18095 - English Literature

Academic Year 2020/2021

  • Docente: Serena Baiesi
  • Credits: 12
  • SSD: L-LIN/10
  • Language: Italian
  • Teaching Mode: Traditional lectures
  • Campus: Bologna
  • Corso: First cycle degree programme (L) in Philosophy (cod. 9216)

    Also valid for First cycle degree programme (L) in Humanities (cod. 8850)

Learning outcomes

At the end of the course the student has a good passive knowledge of English. He is able to read and understand a text in language and learn the forms and the basic ways of the theater and the English drama of the Romantic period. He also acquires the necessary tools for the analysis of a play in English in its size not only literary but also historical and scenic.

Course contents

The Overreacher Hero in English Literature from Shakespeare to Lord Byron.

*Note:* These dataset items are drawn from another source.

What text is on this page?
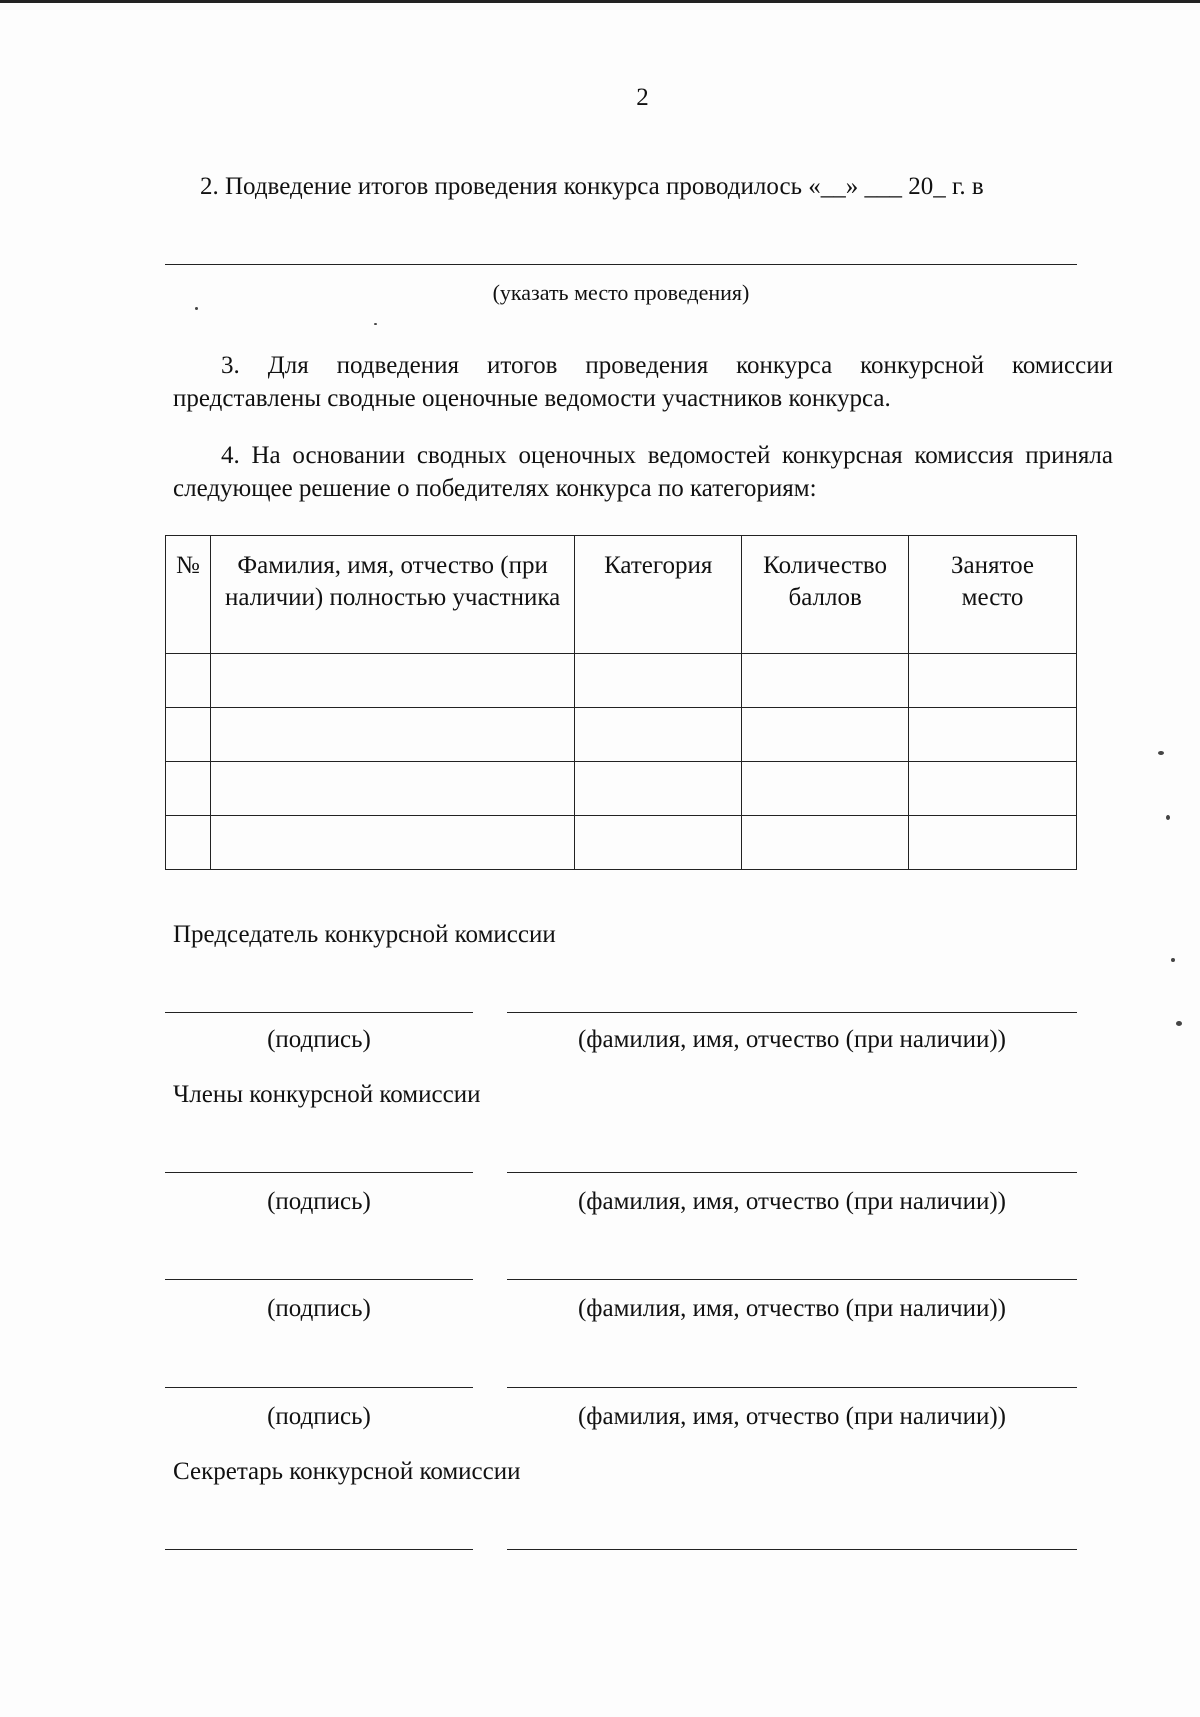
2
2. Подведение итогов проведения конкурса проводилось «__» ___ 20_ г. в
(указать место проведения)
3. Для подведения итогов проведения конкурса конкурсной комиссии представлены сводные оценочные ведомости участников конкурса.
4. На основании сводных оценочных ведомостей конкурсная комиссия приняла следующее решение о победителях конкурса по категориям:
№	Фамилия, имя, отчество (при наличии) полностью участника	Категория	Количество баллов	Занятое место

Председатель конкурсной комиссии
(подпись)	(фамилия, имя, отчество (при наличии))
Члены конкурсной комиссии
(подпись)	(фамилия, имя, отчество (при наличии))
(подпись)	(фамилия, имя, отчество (при наличии))
(подпись)	(фамилия, имя, отчество (при наличии))
Секретарь конкурсной комиссии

The course will explore the formation of the overreacher character in English literature from the late Medieval time to the Romantic Period. Some representative authors and their works will be illustrated, such as some plays by Shakespeare will be read and discussed together with some extracts from Marlowe. As for the XVII century, Milton's Paradise Lost will be introduced and read in class. Moreover, as for the Romantic period, S.T. Coleridge's poem "The Rime of the Ancient Marinere", Mary Shelley's Frankenstein and Lord Byron's Manfred will be read and discussed in class.


Readings/Bibliography

Primary texts
(the extracts will be available for students online)

From the Cicle of York, "The Creation and the Fall of Lucifer" (extracts)

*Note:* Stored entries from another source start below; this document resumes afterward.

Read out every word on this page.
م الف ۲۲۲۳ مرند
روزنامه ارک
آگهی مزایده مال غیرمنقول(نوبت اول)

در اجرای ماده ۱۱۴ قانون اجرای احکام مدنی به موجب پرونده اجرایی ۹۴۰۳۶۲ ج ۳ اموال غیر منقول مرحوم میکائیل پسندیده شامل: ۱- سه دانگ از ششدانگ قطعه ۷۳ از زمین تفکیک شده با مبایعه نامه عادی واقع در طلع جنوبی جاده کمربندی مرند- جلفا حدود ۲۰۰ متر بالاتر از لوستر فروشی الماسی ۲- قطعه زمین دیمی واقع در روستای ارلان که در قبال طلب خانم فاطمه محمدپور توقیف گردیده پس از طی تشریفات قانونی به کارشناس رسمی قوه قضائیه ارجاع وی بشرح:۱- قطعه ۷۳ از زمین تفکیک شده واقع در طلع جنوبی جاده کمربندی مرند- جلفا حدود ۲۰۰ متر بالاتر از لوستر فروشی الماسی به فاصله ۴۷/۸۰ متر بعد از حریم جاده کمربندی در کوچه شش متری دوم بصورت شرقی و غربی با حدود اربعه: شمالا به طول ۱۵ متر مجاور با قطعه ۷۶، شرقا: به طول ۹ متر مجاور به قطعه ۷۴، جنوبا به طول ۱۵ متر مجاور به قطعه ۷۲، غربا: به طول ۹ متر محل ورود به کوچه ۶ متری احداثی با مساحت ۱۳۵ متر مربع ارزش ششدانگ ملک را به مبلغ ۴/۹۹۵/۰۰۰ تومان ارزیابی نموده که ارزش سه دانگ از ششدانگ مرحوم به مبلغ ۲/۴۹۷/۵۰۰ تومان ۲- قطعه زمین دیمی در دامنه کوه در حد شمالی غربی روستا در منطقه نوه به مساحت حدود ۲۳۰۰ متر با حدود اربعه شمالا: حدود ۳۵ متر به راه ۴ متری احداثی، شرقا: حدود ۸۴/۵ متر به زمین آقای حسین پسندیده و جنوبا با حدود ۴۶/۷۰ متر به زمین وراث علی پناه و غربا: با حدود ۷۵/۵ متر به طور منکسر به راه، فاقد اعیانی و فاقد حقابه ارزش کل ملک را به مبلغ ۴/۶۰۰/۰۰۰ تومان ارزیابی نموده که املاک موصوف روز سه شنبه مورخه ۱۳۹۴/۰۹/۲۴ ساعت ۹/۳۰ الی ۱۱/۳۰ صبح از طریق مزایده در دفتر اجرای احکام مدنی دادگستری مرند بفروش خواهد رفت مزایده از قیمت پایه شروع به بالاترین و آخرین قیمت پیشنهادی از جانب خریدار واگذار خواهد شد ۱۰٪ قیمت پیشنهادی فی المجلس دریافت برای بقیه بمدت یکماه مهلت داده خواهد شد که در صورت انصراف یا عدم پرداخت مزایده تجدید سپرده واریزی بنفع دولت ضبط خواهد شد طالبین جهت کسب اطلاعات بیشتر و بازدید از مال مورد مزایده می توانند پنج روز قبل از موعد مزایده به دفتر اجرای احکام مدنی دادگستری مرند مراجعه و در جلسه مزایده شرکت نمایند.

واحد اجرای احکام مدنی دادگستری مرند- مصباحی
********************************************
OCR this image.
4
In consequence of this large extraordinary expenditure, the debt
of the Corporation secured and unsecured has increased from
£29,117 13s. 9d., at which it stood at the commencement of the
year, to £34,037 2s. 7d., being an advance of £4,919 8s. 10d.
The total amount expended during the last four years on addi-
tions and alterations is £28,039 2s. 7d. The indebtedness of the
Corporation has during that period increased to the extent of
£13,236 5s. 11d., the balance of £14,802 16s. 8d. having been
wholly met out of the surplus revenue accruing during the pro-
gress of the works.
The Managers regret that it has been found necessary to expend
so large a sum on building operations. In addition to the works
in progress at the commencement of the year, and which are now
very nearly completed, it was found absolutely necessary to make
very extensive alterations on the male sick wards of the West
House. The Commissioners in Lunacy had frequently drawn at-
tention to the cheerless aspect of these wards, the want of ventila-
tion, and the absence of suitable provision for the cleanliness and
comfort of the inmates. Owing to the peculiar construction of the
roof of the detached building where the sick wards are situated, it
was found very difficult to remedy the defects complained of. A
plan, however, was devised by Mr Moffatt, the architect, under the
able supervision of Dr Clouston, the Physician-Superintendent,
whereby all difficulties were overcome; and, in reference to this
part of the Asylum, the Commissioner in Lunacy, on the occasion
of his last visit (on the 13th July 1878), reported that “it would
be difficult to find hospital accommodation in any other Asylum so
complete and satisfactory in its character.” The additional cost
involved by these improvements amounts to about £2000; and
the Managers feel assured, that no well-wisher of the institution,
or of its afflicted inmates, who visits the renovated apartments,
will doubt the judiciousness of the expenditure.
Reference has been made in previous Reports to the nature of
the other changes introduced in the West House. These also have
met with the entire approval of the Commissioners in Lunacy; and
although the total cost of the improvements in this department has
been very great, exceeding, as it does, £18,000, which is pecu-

W. Shakespeare: Richard III e Othello

C. Marlowe, da Doctor Faustus (extracts)

J. Milton, Paradise Lost (extracts)

S.T. Coleridge, "The Rime of the Ancient Mariner" (estratti)

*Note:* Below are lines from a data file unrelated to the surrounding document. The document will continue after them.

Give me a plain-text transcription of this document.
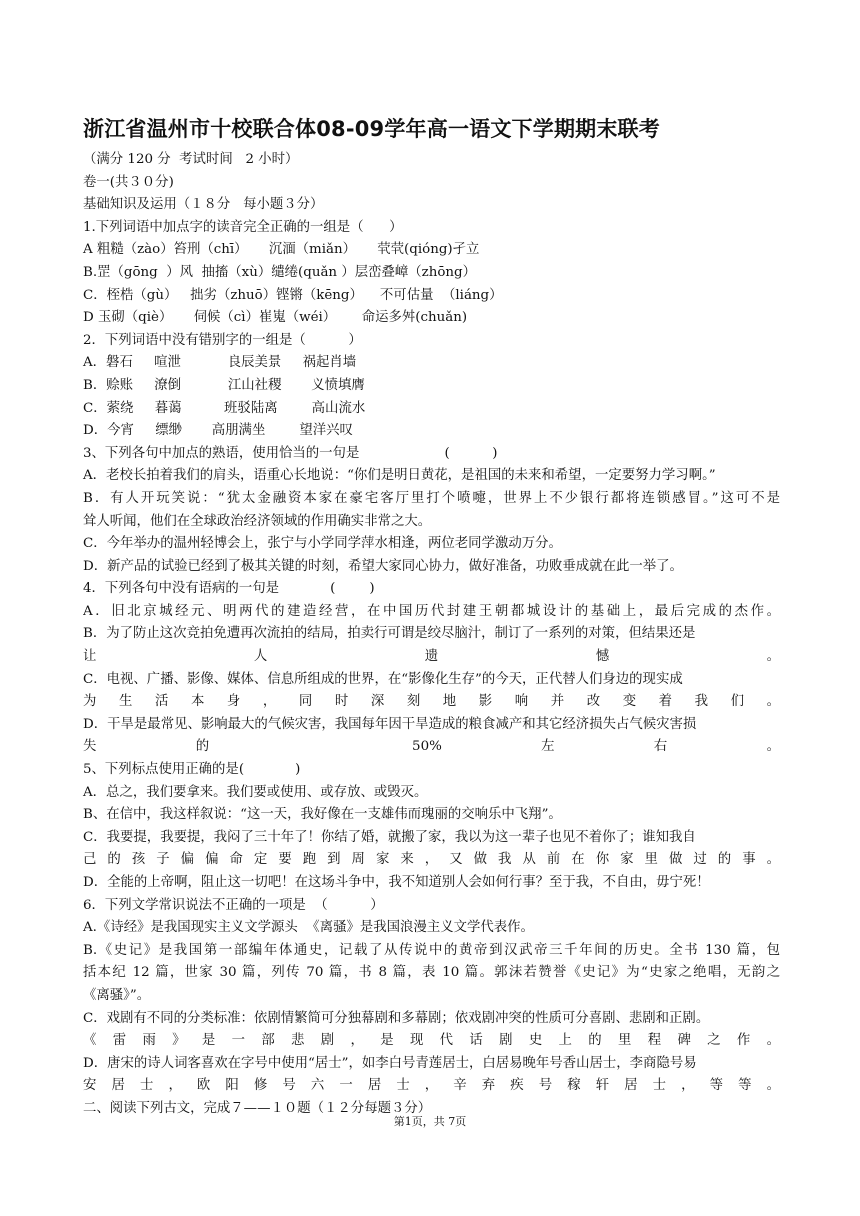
浙江省温州市十校联合体08-09学年高一语文下学期期末联考
（满分 120 分  考试时间   2 小时）
卷一(共３０分)
基础知识及运用（１８分   每小题３分）
1.下列词语中加点字的读音完全正确的一组是（      ）
A 粗糙（zào）笞刑（chī）     沉湎（miǎn）     茕茕(qióng)孑立
B.罡（gōng  ）风  抽搐（xù）缱绻(quǎn ）层峦叠嶂（zhōng）
C．桎梏（gù）   拙劣（zhuō）铿锵（kēng）    不可估量  （liáng）
D 玉砌（qiè）     伺候（cì）崔嵬（wéi）      命运多舛(chuǎn)
2．下列词语中没有错别字的一组是（          ）
A．磐石     喧泄           良辰美景     祸起肖墙
B．赊账     潦倒           江山社稷       义愤填膺
C．萦绕     暮蔼          班驳陆离        高山流水
D．今宵     缥缈       高朋满坐        望洋兴叹
3、下列各句中加点的熟语，使用恰当的一句是                    (          )
A．老校长拍着我们的肩头，语重心长地说：“你们是明日黄花，是祖国的未来和希望，一定要努力学习啊。”
B．有人开玩笑说：“犹太金融资本家在豪宅客厅里打个喷嚏，世界上不少银行都将连锁感冒。”这可不是
耸人听闻，他们在全球政治经济领域的作用确实非常之大。
C．今年举办的温州轻博会上，张宁与小学同学萍水相逢，两位老同学激动万分。
D．新产品的试验已经到了极其关键的时刻，希望大家同心协力，做好准备，功败垂成就在此一举了。
4．下列各句中没有语病的一句是            (        )
A．旧北京城经元、明两代的建造经营，在中国历代封建王朝都城设计的基础上，最后完成的杰作。
B．为了防止这次竞拍免遭再次流拍的结局，拍卖行可谓是绞尽脑汁，制订了一系列的对策，但结果还是
让人遗憾。
C．电视、广播、影像、媒体、信息所组成的世界，在“影像化生存”的今天，正代替人们身边的现实成
为生活本身，同时深刻地影响并改变着我们。
D．干旱是最常见、影响最大的气候灾害，我国每年因干旱造成的粮食减产和其它经济损失占气候灾害损
失的 50%左右。
5、下列标点使用正确的是(            )
A．总之，我们要拿来。我们要或使用、或存放、或毁灭。
B、在信中，我这样叙说：“这一天，我好像在一支雄伟而瑰丽的交响乐中飞翔”。
C．我要提，我要提，我闷了三十年了！你结了婚，就搬了家，我以为这一辈子也见不着你了；谁知我自
己的孩子偏偏命定要跑到周家来，又做我从前在你家里做过的事。
D．全能的上帝啊，阻止这一切吧！在这场斗争中，我不知道别人会如何行事？至于我，不自由，毋宁死！
6．下列文学常识说法不正确的一项是  （          ）
A.《诗经》是我国现实主义文学源头  《离骚》是我国浪漫主义文学代表作。
B.《史记》是我国第一部编年体通史，记载了从传说中的黄帝到汉武帝三千年间的历史。全书 130 篇，包
括本纪 12 篇，世家 30 篇，列传 70 篇，书 8 篇，表 10 篇。郭沫若赞誉《史记》为“史家之绝唱，无韵之
《离骚》”。
C．戏剧有不同的分类标准：依剧情繁简可分独幕剧和多幕剧；依戏剧冲突的性质可分喜剧、悲剧和正剧。
《雷雨》是一部悲剧，是现代话剧史上的里程碑之作。
D．唐宋的诗人词客喜欢在字号中使用“居士”，如李白号青莲居士，白居易晚年号香山居士，李商隐号易
安居士，欧阳修号六一居士，辛弃疾号稼轩居士，等等。
二、阅读下列古文，完成７——１０题（１２分每题３分）
第1页，共 7页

M. Shelley, Frankenstein (extracts)

Lord Byron, Manfred

John Polidori, "The Vampyre"

History of English Literature

Reference text for the authors and works included in the syllabus:

The Norton Anthology of English Literature Vol. I-II
The Oxford Anthology of English Literature Vol. I-II

L. M. Crisafulli e K. Elam (a cura di), Manuale di letteratura e cultura inglese, Bologna, BUP, 2009

Critical Essays:

A more specific list will be available at the beginning of the course

Vita, arte e passioni di William Shakespeare, capocomico : come Shakespeare divenne Shakespeare di Greenblatt, Stephen (Einaudi, 2005).

Will in the world : how Shakespeare became Shakespeare by Greenblatt, Stephen

Margreta de Grazia, Stanley Wells (eds.) The Cambridge Companion to Shakespeare. Cambridge University Press.

Giorgio Melchiori, Shakespeare. Genesi e struttura delle opere Edizioni Laterza (1994).

R.Coronato, Leggere Shakespeare, Carocci 2017 (estratti)

D. Saglia, critical edition of Manfred by Lord Byron (edizioni Marsilio 2019)

“Aesthetics, gender, and empire in Mary Shelley's Frankenstein” in Women Travel Writers and the Language of Aesthetics, 1716-1818, E. A. Bohls, Cambridge UP 1999.

“Making a ‘monster': an introduction to Frankenstein” in Mary Shelley: Her Life, Her Fiction, Her Monsters by Anne K. Mellor, Methuen, 1988.

Teaching methods

Online and frontal lessons; introduction of the literary period from late Medieval time to Romantic period; reading and analysis of the primary sources and critical essays during lectures.

Assessment methods

The evaluation of the students' competencies and abilities acquired during the course consists in a written examinantion at the end of the course.

The written test is made of short answers on the general content of the course; a short essay and a critical comment of an extract from a primary text. 

Those students, who are able to demonstrate a wide and systematic understanding of the issues covered during classes, to use these critically and who master the field-specific language of the discipline will be given a mark of excellence. Those students who demonstrate a mnemonic knowledge of the subject with a more superficial analytical ability and ability to synthesize, a correct command of the language but not always appropriate, will be given a satisfactory mark. A superficial knowledge and understanding of the material, a scarce analytical and expressive ability that is not always appropriate will be rewarded with a ‘pass' mark. Students who demonstrate gaps in their knowledge of the subject matter, inappropriate language use, lack of familiarity with the literature in the program bibliography will not be given a pass mark.

Teaching tools

Online resourses available for student online; film and videos show during lectures.

Office hours

See the website of Serena Baiesi

SDGs

Quality education Gender equality Reduced inequalities

This teaching activity contributes to the achievement of the Sustainable Development Goals of the UN 2030 Agenda.